European Union ... Of Data Regulation

Identification, Clearance and Reporting All Affected

michael-shashoua-waters

In Europe, identifying securities and transactions, clearing transactions and reporting that information, are all areas currently seeing significant shifts due to regulation or new utility platforms. In this issue, Joanna Wright examines all three of these areas.

Starting with identification, and tracking the specifics of legal entity identifier (LEI) registration as they are being implemented in Europe under the direction of the European Insurance and Occupational Pensions Authority (EIOPA), it becomes evident just how much the LEI plays a role in compliance with certain newer regulations such as Solvency II. As Mark Davies of Avox, the business entity data vendor, points out, LEIs must be integrated into firms' internal systems as a fundamental part of data management. "Systems" implies a bit of everything, including clearing and reporting.

Target2-Securities (T2S), the platform for centralized securities transactions settlements to cover all European Union markets, has had a journey to completion similar in length to that of the LEI. With LEIs already being issued, T2S has a little further to go, but by the time all markets are migrated to its platform in 2017, says Marc Bayle of the European Central Bank, costs for settlement will be lower as a result, because the platform homogenizes settlement practices.

All these developments speak to an eventual transformation of data operations in the European Union, and the consolidation of settlement for 24 European markets that Bayle foresees will be a big part of that. Central securities depositories (CSDs) will begin to compete, and more firms could start setting up their own CSDs, as BNY Mellon has.

The third piece of these European changes, reporting the data, has already just passed a key milestone. Annex IV, the phase of the European Union's Alternative Investment Fund Managers Directive (AIFMD), under which 340 data points must be reported, had a reporting deadline October 31. So even as the aforementioned regulation and standards initiatives aim to better identify transactions, clear them and track the results, AIFMD will generate more data to consider.

A fund administrator executive, quoted anonymously in "Taking Aim at AIFMD," says there are concerns about how AIFMD reporting really is going to work. Data has to be aggregated from many sources, the executive noted, and alternative fund managers may have an easier time collecting all of it, since more of it is kept in-house. Another reporting deadline, December 31, will follow, and uncertainties remain, such as the ability for non-EU firms to use marketing passports to report under AIFMD.

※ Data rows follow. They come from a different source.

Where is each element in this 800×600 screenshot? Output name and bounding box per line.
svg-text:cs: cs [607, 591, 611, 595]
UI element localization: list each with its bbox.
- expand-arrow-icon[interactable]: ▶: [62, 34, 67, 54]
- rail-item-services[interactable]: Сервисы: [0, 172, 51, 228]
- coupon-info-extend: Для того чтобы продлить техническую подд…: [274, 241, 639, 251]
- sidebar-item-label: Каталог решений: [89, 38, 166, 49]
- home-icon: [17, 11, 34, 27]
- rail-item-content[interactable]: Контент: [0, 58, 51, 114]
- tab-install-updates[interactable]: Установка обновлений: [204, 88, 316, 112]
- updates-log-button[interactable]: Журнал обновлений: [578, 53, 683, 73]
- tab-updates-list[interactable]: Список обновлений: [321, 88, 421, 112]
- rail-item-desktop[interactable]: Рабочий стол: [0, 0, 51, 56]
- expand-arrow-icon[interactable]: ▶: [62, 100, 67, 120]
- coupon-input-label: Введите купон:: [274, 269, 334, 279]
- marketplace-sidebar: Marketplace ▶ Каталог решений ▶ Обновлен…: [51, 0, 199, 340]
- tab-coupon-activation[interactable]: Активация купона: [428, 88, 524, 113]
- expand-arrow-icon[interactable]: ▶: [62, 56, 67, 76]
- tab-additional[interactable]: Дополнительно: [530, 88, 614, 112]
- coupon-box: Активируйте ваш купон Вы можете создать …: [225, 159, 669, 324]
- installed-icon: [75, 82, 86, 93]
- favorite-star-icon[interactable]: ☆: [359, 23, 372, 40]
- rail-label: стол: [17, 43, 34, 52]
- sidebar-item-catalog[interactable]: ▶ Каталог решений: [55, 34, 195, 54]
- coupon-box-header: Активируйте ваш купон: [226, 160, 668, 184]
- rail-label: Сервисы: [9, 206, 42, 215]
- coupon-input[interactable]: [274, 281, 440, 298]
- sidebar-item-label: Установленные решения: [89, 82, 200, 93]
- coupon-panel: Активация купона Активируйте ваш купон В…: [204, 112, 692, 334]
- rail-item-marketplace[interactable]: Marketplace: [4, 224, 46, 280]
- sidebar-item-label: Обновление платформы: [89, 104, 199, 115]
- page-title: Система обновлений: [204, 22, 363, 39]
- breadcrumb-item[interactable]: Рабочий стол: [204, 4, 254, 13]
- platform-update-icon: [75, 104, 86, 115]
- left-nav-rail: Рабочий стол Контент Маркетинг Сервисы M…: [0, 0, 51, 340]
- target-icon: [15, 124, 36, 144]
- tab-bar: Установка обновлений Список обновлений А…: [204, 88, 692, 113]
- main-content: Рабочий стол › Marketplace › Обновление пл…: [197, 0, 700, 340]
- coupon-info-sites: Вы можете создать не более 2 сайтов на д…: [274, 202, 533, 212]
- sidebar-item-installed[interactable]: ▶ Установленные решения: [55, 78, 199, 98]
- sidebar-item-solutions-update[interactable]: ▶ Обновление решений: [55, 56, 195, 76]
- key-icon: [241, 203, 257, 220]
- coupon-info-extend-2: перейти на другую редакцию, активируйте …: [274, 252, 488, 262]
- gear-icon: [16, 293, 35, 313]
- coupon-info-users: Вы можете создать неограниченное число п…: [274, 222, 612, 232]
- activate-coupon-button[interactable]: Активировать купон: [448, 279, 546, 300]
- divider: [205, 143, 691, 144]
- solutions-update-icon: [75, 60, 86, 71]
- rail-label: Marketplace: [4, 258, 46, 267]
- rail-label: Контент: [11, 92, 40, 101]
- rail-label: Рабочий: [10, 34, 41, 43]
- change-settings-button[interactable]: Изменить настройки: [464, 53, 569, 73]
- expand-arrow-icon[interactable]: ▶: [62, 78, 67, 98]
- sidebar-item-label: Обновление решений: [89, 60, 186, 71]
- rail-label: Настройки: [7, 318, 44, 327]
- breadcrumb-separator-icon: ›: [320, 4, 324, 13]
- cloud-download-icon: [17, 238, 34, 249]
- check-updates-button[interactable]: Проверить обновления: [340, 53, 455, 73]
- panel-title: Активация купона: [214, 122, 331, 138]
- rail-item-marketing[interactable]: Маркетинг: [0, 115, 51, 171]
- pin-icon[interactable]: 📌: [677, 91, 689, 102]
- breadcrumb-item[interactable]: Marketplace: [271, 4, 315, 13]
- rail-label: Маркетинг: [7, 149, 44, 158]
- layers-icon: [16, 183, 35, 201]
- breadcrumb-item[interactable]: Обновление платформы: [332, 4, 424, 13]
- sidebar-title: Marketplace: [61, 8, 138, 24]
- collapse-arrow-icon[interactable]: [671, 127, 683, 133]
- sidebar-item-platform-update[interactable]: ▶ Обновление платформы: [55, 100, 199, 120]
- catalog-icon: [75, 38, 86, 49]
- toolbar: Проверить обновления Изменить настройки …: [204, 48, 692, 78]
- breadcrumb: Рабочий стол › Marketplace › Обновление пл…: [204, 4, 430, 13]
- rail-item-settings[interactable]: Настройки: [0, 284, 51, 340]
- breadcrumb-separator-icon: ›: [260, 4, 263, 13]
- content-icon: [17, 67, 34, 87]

Although reporting data is a separate step from placing identifiers on it, or the generation of the data through the securities clearing part of the process, will AIFMD's effects run counter to the intentions behind EIOPA and T2S? Taking the pulse of these European changes makes it seem like reporting could get more fragmented and complicated even if everything taking place with data beforehand is simplified and better coordinated.